Confused? Let Nvidia's VR Ready program help

Samit Sarkar (he/him) is Polygon’s deputy managing editor. He has more than 15 years of experience covering video games, movies, television, and technology.

With virtual reality set to officially become a thing in 2016, people interested in the technology are wondering what kind of computer hardware they'll need for headsets and software. Nvidia is looking to ease those buying concerns with a labeling system it's calling "VR Ready," the company announced today.

In partnership with companies that manufacture computers, laptops and graphics cards, Nvidia is certifying hardware as being "GeForce GTX VR Ready." Nvidia's partners include Alienware, EVGA, Falcon Northwest and Maingear, as well as retailers such as Amazon and Newegg.

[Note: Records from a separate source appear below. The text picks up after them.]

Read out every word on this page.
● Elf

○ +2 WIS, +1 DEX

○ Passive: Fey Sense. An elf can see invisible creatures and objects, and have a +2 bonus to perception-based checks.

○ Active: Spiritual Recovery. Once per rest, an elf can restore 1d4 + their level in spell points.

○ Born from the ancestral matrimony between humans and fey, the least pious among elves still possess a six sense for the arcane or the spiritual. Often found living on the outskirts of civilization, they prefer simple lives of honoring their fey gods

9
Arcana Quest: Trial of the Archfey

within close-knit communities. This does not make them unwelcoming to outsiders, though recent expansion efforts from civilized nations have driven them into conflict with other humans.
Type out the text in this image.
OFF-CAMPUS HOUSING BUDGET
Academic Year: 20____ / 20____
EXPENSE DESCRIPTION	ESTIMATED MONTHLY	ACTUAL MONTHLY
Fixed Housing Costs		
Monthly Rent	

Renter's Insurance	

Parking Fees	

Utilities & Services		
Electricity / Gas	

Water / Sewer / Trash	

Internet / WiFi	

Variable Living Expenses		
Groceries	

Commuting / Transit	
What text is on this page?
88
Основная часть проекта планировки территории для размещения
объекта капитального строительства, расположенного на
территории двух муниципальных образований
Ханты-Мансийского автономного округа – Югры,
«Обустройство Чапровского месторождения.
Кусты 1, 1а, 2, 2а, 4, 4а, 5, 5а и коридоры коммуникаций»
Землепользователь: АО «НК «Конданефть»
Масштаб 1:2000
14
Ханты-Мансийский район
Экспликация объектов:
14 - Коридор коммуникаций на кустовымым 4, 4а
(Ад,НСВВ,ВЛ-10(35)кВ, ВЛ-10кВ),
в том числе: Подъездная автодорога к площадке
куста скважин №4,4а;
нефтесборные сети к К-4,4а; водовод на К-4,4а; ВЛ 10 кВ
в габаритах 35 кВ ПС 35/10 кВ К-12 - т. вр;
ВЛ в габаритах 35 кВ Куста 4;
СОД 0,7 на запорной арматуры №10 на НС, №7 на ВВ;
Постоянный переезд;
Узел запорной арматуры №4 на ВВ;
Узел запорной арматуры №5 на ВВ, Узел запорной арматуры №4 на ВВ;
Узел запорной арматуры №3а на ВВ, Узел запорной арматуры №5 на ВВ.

"For customers, navigating an emerging technology like VR can be daunting," said Jason Paul, general manager of emerging technologies at Nvidia, in a press release today. "We're working with trusted partners worldwide to simplify the buying process with a GeForce GTX VR Ready badge that will let customers quickly identify PCs or add-in cards that are capable of handling the demands of VR."

Nvidia is setting the minimum requirements for its VR Ready program at a GeForce GTX 970 for desktop PCs and a GTX 980 for notebooks. You'll also need the equivalent of an Intel Core i5-4590 processor, at least 8 GB of RAM, two USB 3.0 ports and an HDMI 1.3 port, and Windows 7 (with Service Pack 1) or newer. Nvidia's own GeForce Experience software can tell you whether your current gaming rig meets those specifications.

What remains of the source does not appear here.